Archiwum dla Czerwiec, 2013

Alkohol, okultyzm, depresja. Spowiedź, modlitwa i szczęście. Z Aleksandrem Kłakiem, srebrnym medalistą z Barcelony, o powrocie do Boga.

klakStefan Sękowski: Otwieram skrzynkę mejlową i widzę wiadomość ze świadectwem podpisanym „Aleksander Kłak”. Przypomniały mi się emocje, kiedy wraz z polską reprezentacją piłkarską zdobył Pan srebrny medal na olimpiadzie w Barcelonie…

Aleksander Kłak: To było 21 lat temu. Dostałem od Boga piękną karierę. Grałem w kadrach juniorskich, jeździłem po całym świecie. Byłem bardzo szczęśliwy. Srebro w Barcelonie to był wspaniały moment, okupiony wyrzeczeniami, ciężką pracą.

Dlaczego chciał się Pan z nami podzielić swoimi doświadczeniami?

Ja tego naprawdę nie chciałem! Bóg pokazał mi swoją moc nie dlatego, żebym milczał. Myślę nawet, że milczenie w moim przypadku byłoby grzechem. Niedawno przeczytałem w „Gościu Niedzielnym” prośbę o przysyłanie świadectw. I w uroczystość Zesłania Ducha Świętego przyszła mi myśl, że muszę to zrobić właśnie teraz. Ale nie było to łatwe.

Nie pisze Pan nic o swojej karierze, a to z nią się Pana najbardziej kojarzy.

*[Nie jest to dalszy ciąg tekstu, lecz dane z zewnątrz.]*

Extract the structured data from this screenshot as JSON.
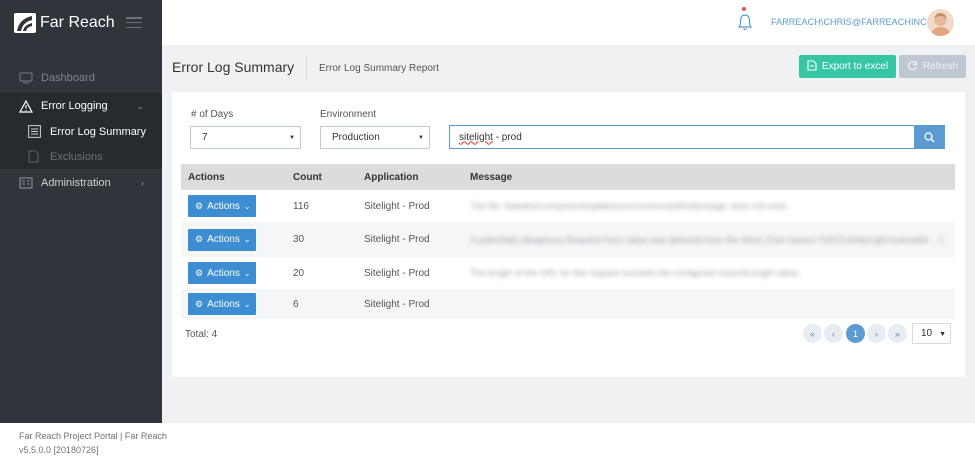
{
  "brand": {
    "name": "Far Reach"
  },
  "sidebar": {
    "items": [
      {
        "label": "Dashboard",
        "icon": "dashboard-icon"
      },
      {
        "label": "Error Logging",
        "icon": "warning-icon"
      },
      {
        "label": "Administration",
        "icon": "admin-icon"
      }
    ],
    "sub_items": [
      {
        "label": "Error Log Summary",
        "icon": "list-icon"
      },
      {
        "label": "Exclusions",
        "icon": "document-icon"
      }
    ]
  },
  "topbar": {
    "username": "FARREACH\\CHRIS@FARREACHINC.COM"
  },
  "page": {
    "title": "Error Log Summary",
    "subtitle": "Error Log Summary Report",
    "export_label": "Export to excel",
    "refresh_label": "Refresh"
  },
  "filters": {
    "days_label": "# of Days",
    "days_value": "7",
    "env_label": "Environment",
    "env_value": "Production",
    "search_word": "sitelight",
    "search_rest": " - prod"
  },
  "table": {
    "columns": [
      "Actions",
      "Count",
      "Application",
      "Message"
    ],
    "action_label": "Actions",
    "rows": [
      {
        "count": "116",
        "application": "Sitelight - Prod",
        "message": "The file '/bawebs/components/gallery/un/common/ytl/folder/page' does not exist."
      },
      {
        "count": "30",
        "application": "Sitelight - Prod",
        "message": "A potentially dangerous Request.Form value was detected from the client (Trek values='%5T2-dotted.gbl-Insertable ...')."
      },
      {
        "count": "20",
        "application": "Sitelight - Prod",
        "message": "The length of the URL for this request exceeds the configured maxUrlLength value."
      },
      {
        "count": "6",
        "application": "Sitelight - Prod",
        "message": ""
      }
    ]
  },
  "pagination": {
    "total_text": "Total: 4",
    "first": "«",
    "prev": "‹",
    "current": "1",
    "next": "›",
    "last": "»",
    "page_size": "10"
  },
  "footer": {
    "line1": "Far Reach Project Portal | Far Reach",
    "line2": "v5.5.0.0 [20180726]"
  },
  "colors": {
    "sidebar": "#2f353b",
    "accent_blue": "#5b9bd1",
    "export_green": "#36c6a3",
    "action_blue": "#3c8dd1"
  }
}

Dziś niewiele o niej myślę. Skończyłem już karierę, jestem kierowcą autobusu w Antwerpii. Jeszcze rok temu trenowałem bramkarzy w klubie Royal Antwerp, ale przestałem, bo nie było na nic więcej czasu. Miałem piękną karierę, zwłaszcza srebro w Barcelonie. Niestety, wcześniej pojawiło się pomówienie o coś, czego nie zrobiłem, o stosowanie dopingu. Czułem się wówczas bardzo źle. No i po sukcesie w Barcelonie uderzyła mi woda sodowa do głowy i poszedłem w innym kierunku.

To znaczy?

Większe pieniądze, zaszczyty, wywiady, pierwsza, druga, trzecia impreza, grzeszne życie… W świecie profesjonalnego sportu trudno znaleźć Boga. Modlę się o to, żeby było inaczej, ale to jest trudne. Człowiek siedzi w grupie, z której ciężko się wyrwać. Wielu sportowców pije, a gdy ktoś próbuje żyć inaczej, inni go wyśmiewają i wciągają w to. Sport jest ciężki, tam trzeba być egoistą, dążyć do zaspokojenia własnych potrzeb. Czułem się niezniszczalny, to na pewno nie pochodziło od Boga. Nie leczyłem kontuzji – bardzo dużo ryzykowałem, nie szanowałem zdrowia. Szedłem na trening, mecz, mimo że nie było ze mną dobrze.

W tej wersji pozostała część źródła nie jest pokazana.